Przyspiesza import AGD do Polski. Głównie przez to, że polskie firmy przenoszą produkcję za granicę, przede wszystkim do Chin - donosi "Dziennik Gazeta Prawna".

Według danych CECED Polska, związku producentów AGD, w pierwszym kwartale tego roku wartość importu AGD do Polski sięgnęła 195 mln euro, czyli o 30 proc. więcej niż w tym samym okresie zeszłego roku. Ponadto import urządzeń po raz pierwszy w historii wykazał większą dynamikę niż eksport.

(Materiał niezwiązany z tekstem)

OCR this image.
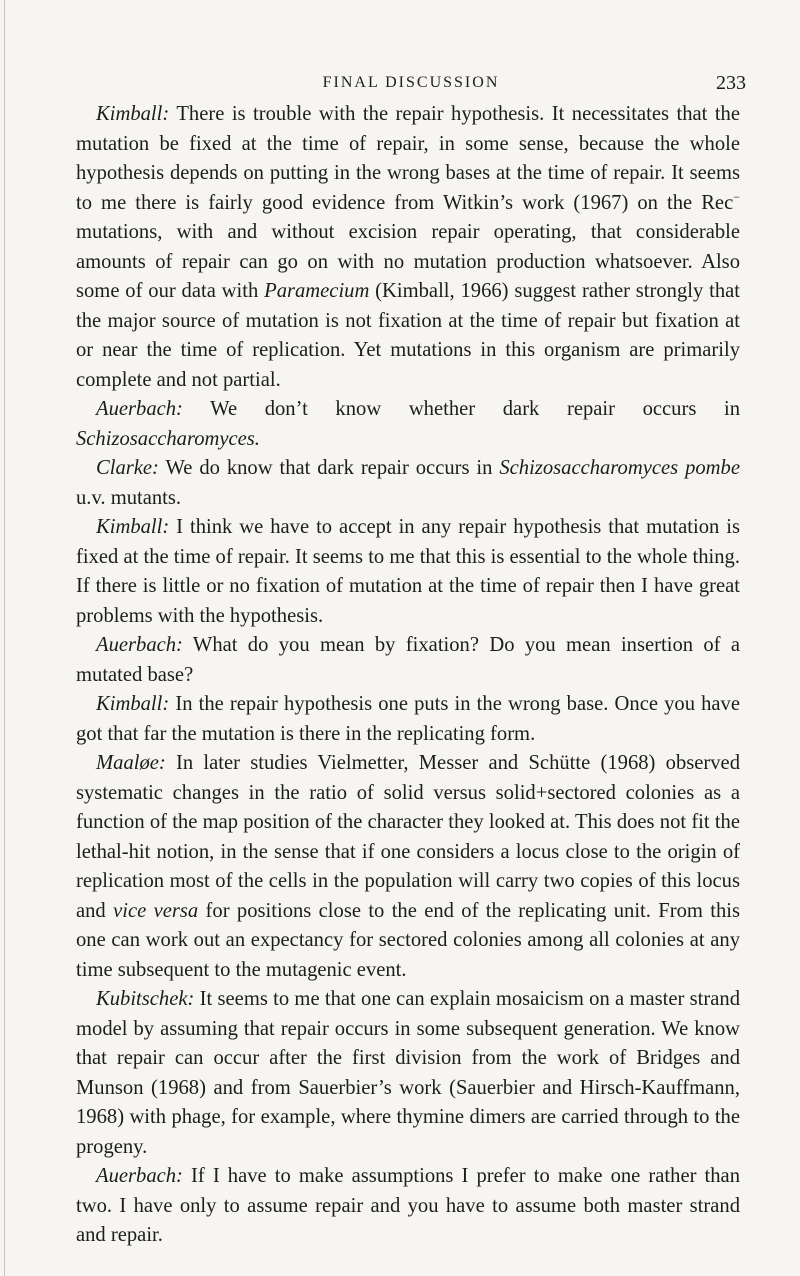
FINAL DISCUSSION	233

Kimball: There is trouble with the repair hypothesis. It necessitates that the mutation be fixed at the time of repair, in some sense, because the whole hypothesis depends on putting in the wrong bases at the time of repair. It seems to me there is fairly good evidence from Witkin’s work (1967) on the Rec− mutations, with and without excision repair operating, that considerable amounts of repair can go on with no mutation production whatsoever. Also some of our data with Paramecium (Kimball, 1966) suggest rather strongly that the major source of mutation is not fixation at the time of repair but fixation at or near the time of replication. Yet mutations in this organism are primarily complete and not partial.

Auerbach: We don’t know whether dark repair occurs in Schizosaccharomyces.

Clarke: We do know that dark repair occurs in Schizosaccharomyces pombe u.v. mutants.

Kimball: I think we have to accept in any repair hypothesis that mutation is fixed at the time of repair. It seems to me that this is essential to the whole thing. If there is little or no fixation of mutation at the time of repair then I have great problems with the hypothesis.

Auerbach: What do you mean by fixation? Do you mean insertion of a mutated base?

Kimball: In the repair hypothesis one puts in the wrong base. Once you have got that far the mutation is there in the replicating form.

Maaløe: In later studies Vielmetter, Messer and Schütte (1968) observed systematic changes in the ratio of solid versus solid+sectored colonies as a function of the map position of the character they looked at. This does not fit the lethal-hit notion, in the sense that if one considers a locus close to the origin of replication most of the cells in the population will carry two copies of this locus and vice versa for positions close to the end of the replicating unit. From this one can work out an expectancy for sectored colonies among all colonies at any time subsequent to the mutagenic event.

Kubitschek: It seems to me that one can explain mosaicism on a master strand model by assuming that repair occurs in some subsequent generation. We know that repair can occur after the first division from the work of Bridges and Munson (1968) and from Sauerbier’s work (Sauerbier and Hirsch-Kauffmann, 1968) with phage, for example, where thymine dimers are carried through to the progeny.

Auerbach: If I have to make assumptions I prefer to make one rather than two. I have only to assume repair and you have to assume both master strand and repair.
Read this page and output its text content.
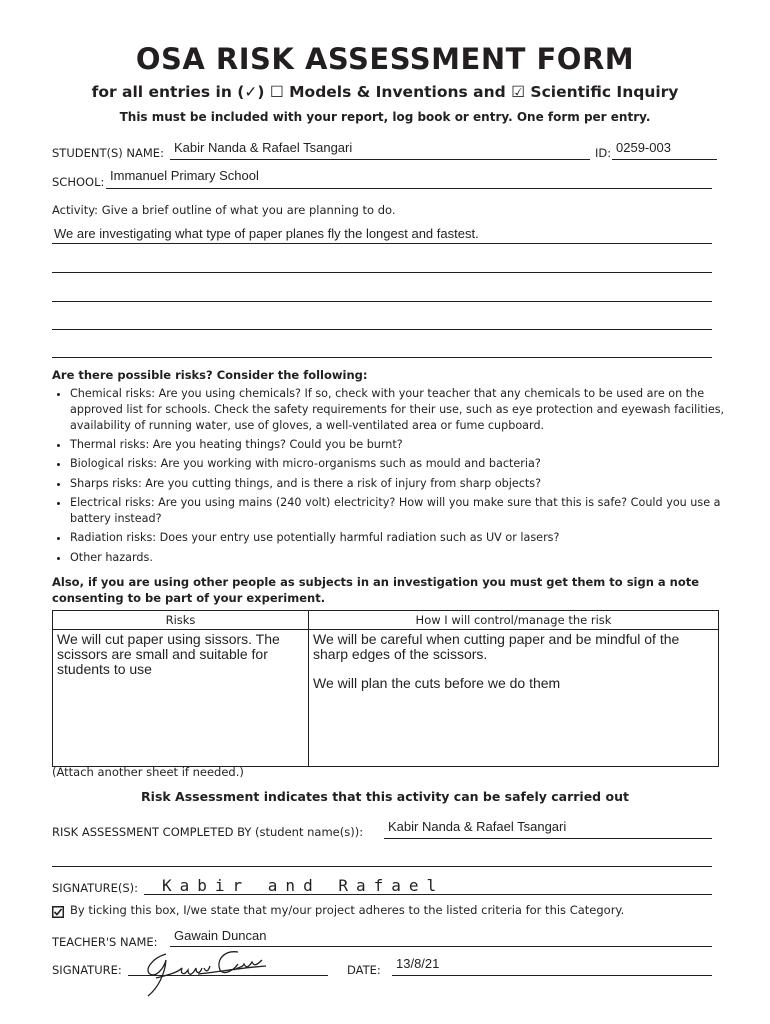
OSA RISK ASSESSMENT FORM
for all entries in (✓) ☐ Models & Inventions and ☑ Scientific Inquiry
This must be included with your report, log book or entry. One form per entry.
STUDENT(S) NAME: Kabir Nanda & Rafael Tsangari	ID: 0259-003
SCHOOL: Immanuel Primary School
Activity: Give a brief outline of what you are planning to do.
We are investigating what type of paper planes fly the longest and fastest.
Are there possible risks? Consider the following:
• Chemical risks: Are you using chemicals? If so, check with your teacher that any chemicals to be used are on the approved list for schools. Check the safety requirements for their use, such as eye protection and eyewash facilities, availability of running water, use of gloves, a well-ventilated area or fume cupboard.
• Thermal risks: Are you heating things? Could you be burnt?
• Biological risks: Are you working with micro-organisms such as mould and bacteria?
• Sharps risks: Are you cutting things, and is there a risk of injury from sharp objects?
• Electrical risks: Are you using mains (240 volt) electricity? How will you make sure that this is safe? Could you use a battery instead?
• Radiation risks: Does your entry use potentially harmful radiation such as UV or lasers?
• Other hazards.
Also, if you are using other people as subjects in an investigation you must get them to sign a note consenting to be part of your experiment.
Risks	How I will control/manage the risk
We will cut paper using sissors. The scissors are small and suitable for students to use	We will be careful when cutting paper and be mindful of the sharp edges of the scissors.
We will plan the cuts before we do them
(Attach another sheet if needed.)
Risk Assessment indicates that this activity can be safely carried out
RISK ASSESSMENT COMPLETED BY (student name(s)): Kabir Nanda & Rafael Tsangari
SIGNATURE(S): Kabir and Rafael
By ticking this box, I/we state that my/our project adheres to the listed criteria for this Category.
TEACHER'S NAME: Gawain Duncan
SIGNATURE:	DATE: 13/8/21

Ten wynik jest zasługą przede wszystkim suszarek, których sprowadzono do naszego kraju o 57 proc. więcej niż przed rokiem, pralek automatycznych - o 46 proc. więcej - oraz grzejników - o 42 proc. więcej. Do zmiany trendu przyłożyły rękę w dużym stopniu Amica i Zelmer. Amice wygasł kontrakt na produkcję pralek i lodówek w fabrykach, które w 2009 roku odsprzedała Samsungowi. W zakładach we Wronkach firma wytwarzała po 300 tys. z każdego rodzaju tych urządzeń. Teraz sprowadza je z zagranicy i sprzedaje pod własnym logo. Z kolei Zelmer w Azji produkuje duże AGD, które także cieszą się coraz większym powodzeniem.